Butler County elected officials and Issue 1 supporters debate

Miami University students earlier this week had an opportunity to learn more about the only state issue on this year’s general election ballot from a pair of supporters and a trio of dissenters.

Issue 1 is a constitutional amendment on the Nov. 6 ballot that would convert some lower-level drug felonies — felony 4 and felony 5 charges —to misdemeanors. The issue also dictates that offenders serve no prison time for the first two offenses.

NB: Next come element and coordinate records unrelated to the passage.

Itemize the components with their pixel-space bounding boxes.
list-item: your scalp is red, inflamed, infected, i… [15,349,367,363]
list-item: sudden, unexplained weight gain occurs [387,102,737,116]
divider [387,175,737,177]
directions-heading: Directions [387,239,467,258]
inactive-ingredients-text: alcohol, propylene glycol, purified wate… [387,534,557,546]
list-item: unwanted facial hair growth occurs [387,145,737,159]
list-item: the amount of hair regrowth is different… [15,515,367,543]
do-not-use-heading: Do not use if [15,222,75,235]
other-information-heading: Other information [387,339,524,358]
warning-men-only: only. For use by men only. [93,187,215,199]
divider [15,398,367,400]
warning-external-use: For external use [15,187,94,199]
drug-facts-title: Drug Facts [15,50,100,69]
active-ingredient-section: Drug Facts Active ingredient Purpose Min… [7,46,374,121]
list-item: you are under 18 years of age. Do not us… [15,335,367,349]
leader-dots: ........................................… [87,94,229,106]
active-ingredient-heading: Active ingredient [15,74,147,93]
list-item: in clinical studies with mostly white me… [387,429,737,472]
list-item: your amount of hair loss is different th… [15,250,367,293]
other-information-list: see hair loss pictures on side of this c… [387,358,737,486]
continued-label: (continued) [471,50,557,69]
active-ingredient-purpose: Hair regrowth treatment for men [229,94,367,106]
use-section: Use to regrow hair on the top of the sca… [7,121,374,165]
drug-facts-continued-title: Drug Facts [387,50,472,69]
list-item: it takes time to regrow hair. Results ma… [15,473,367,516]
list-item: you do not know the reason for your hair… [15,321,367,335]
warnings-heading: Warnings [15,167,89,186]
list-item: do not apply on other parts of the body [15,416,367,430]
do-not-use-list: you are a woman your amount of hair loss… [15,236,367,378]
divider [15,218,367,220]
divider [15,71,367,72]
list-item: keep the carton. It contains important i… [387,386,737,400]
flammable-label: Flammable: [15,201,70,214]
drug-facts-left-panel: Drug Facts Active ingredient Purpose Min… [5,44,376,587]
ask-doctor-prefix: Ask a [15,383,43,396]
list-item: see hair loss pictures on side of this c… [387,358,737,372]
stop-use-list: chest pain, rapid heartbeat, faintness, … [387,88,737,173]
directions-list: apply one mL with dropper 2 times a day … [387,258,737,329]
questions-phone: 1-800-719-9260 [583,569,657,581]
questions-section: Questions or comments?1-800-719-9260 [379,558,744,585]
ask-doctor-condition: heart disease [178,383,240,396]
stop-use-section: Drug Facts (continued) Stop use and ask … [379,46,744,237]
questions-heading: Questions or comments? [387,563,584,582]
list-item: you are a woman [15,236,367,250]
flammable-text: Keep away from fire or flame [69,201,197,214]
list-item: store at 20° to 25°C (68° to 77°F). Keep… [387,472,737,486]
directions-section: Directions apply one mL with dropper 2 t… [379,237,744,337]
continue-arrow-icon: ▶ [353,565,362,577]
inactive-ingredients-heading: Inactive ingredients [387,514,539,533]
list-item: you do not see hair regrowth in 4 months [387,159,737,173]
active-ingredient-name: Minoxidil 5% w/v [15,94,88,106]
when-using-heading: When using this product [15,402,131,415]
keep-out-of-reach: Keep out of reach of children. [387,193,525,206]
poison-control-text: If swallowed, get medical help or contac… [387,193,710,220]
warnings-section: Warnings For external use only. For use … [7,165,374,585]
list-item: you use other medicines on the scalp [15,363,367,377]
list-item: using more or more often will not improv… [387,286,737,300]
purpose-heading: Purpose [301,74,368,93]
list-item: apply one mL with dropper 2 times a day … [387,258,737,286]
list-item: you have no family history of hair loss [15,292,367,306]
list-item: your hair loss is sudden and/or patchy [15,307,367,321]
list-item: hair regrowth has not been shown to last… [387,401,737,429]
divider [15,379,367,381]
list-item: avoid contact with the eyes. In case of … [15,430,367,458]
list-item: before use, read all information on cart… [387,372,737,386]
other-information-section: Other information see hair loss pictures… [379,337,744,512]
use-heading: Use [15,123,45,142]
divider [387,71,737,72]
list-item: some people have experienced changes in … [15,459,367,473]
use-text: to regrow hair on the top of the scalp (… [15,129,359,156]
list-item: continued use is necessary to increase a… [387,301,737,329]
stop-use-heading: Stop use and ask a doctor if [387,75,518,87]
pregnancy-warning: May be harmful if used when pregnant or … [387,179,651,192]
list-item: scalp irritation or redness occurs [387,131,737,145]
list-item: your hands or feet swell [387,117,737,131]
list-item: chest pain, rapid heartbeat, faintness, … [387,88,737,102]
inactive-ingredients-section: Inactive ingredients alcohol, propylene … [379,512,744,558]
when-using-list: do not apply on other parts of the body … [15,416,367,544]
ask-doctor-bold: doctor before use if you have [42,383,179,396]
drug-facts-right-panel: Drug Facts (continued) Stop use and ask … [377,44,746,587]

Butler County Prosecutor Michael Gmoser, Common Pleas Judge Kieth Spaeth and Coroner Lisa Mannix said this would take away a judge’s ability to force a person into treatment until they commit two or three offenses, undo already adjudicated cases and make it more difficult to prosecute drug trafficking.

Gary Daniels, a chief lobbyist for the ACLU, told the few dozen students at the forum, most of whom were criminal justice majors, that Issue 1 would lower the penalty levels of non-violent, first-time drug offenders; reduce the prison population; and reinvest savings in reduced prison costs into drug treatment programs.

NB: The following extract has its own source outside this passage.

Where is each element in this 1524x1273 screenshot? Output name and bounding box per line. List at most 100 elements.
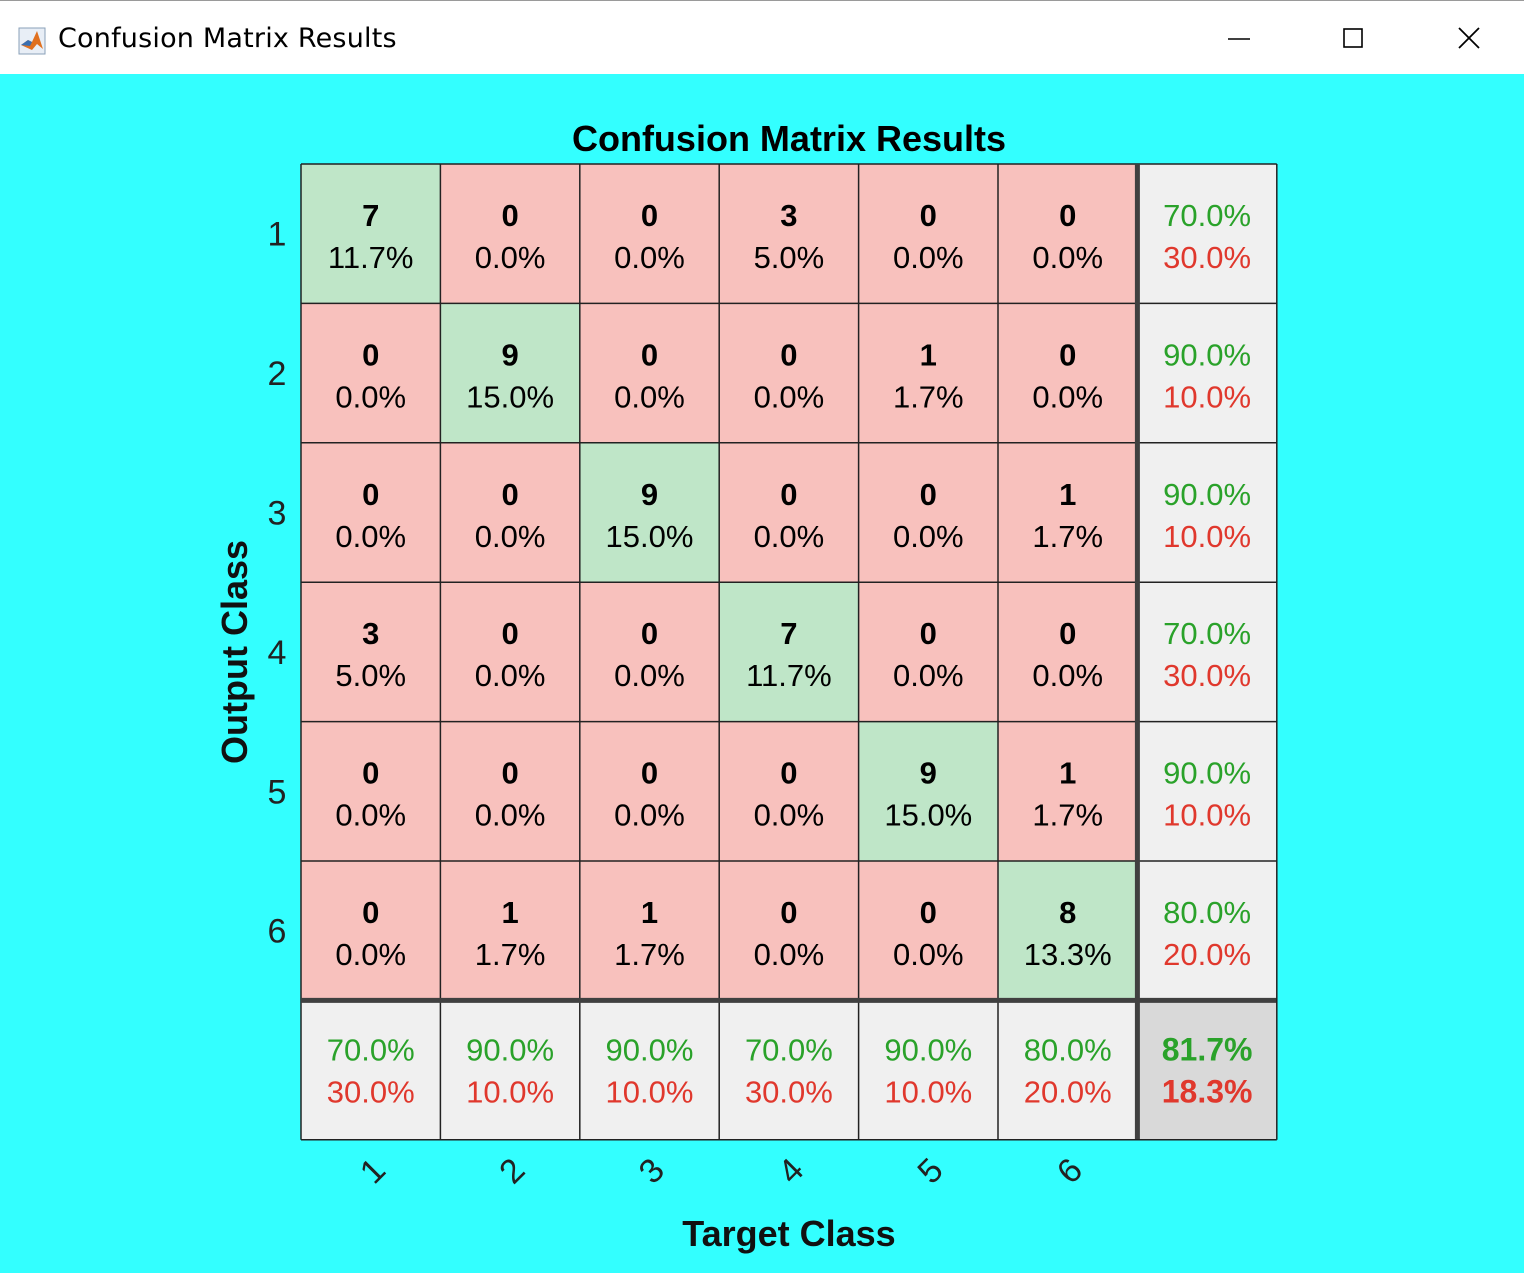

The controversial Ohio Issue 1 is mostly supported by out-of-state funders, and according to campaign finance reports filed this summer, more than 90 percent of the Yes on Issue 1 campaign's funding is from outside Ohio.

ELECTION 2018: What is State Issue 1 on the Ohio ballot?

Anjali Kapoor, a junior computer science major at The Ohio State University, was one of the discussion’s panelists and worked on Issue 1 when she circulated petitions for the ballot initiative earlier this year. She said people are talking more about this being a criminal justice issue when it should be public health issue.

“No amount of prison time or jail time is not going to convince your body that you need that drug. The only thing that helps people is actually treating it like a public health issue,” she said. “Prosecutors only have one tool set. They say they want to really help fi this issue but the only tools that they have is imprisonment. But when you open up the idea that this really is a public health issue, that is an epidemic that should not be treated by our criminal justice system … then you open up the idea of a lot of other tools that have been proven to help people.”

In response, Gmoser said Kapoor was “ignorant” to assume prosecutors don’t want to help addicts.

“It’s truly an ignorant statement, and it’s a statement that’s not based upon fact. It’s based upon your supposition of a belief that you hold that prosecutors only have one interest,” he said, later adding, “You are obviously ignorant about the truth.”

Gmoser also questioned why Issue 1 had to be a constitutional amendment, rather than a legislative action.

ELECTION 2018: Learn more with our online Voter Guide

Daniels said the issue is a constitutional amendment because the legislature “has no interest” in improving sentencing guidelines or reforming prisons.

“It’s time we do something” about the overcapacity of people in prison, he said.

Ohio has about 50,000 people incarcerated in its prisons, which is about one-third over the state’s capacity, Daniels said.

The constitutional amendment is being proposed because “as a lobbyist who deals with elected officials at the Statehouse … (lawmakers) simply have no interest in reforming our drug laws here in Ohio, reforming our sentencing laws,” he said.

The importance of reducing low-level felonies to misdemeanors is to ensure people remain productive citizens, according to Daniels.

But with the 24,000 people with felony records let out of prison every year, he said, “If you’ve got a felony record, good luck getting a decent job, a decent place to live.”

Spaeth said he has family members of addicts charged with felonies pleading to send their loved one to treatment, but unless the judge and court has “a big enough stick” to make treatment more appealing than prison you can’t make them go to treatment. But Issue 1 “robs” them of that ability, he said.

“They have to be so fearful of going to prison that they’re going to treatment because nobody else in their life could make them get the treatment,” Spaeth said. “They have one goal is to get their next fix, to chase that first high, and they spend the rest of their lives, or until they get clean, chasing that first and best high. And it’s consuming.”

And he said he “can’t do anything unless that criminal offender commits a new criminal offense.”

WHAT IS OHIO ISSUE 1

If voters approve Issue 1, it would:

• convert felony 4 and felony 5 drug possession and drug use crimes to misdemeanors with no jail time for first and second offenses if they are committed within a 24-month period;

• keep drug trafficking crimes as felonies;

• prohibit judges from sending people to prison if they violate probation with something other than a new crime, such as missing an appointment;

• cut prison time for offenders who complete rehabilitation programs, except those convicted of murder, rape or child molestation;

• put money saved by fewer people going to prison into drug treatment and crime victim programs;

• allow people convicted of certain drug crimes to petition the court for re-sentencing or release or to have the charge changed.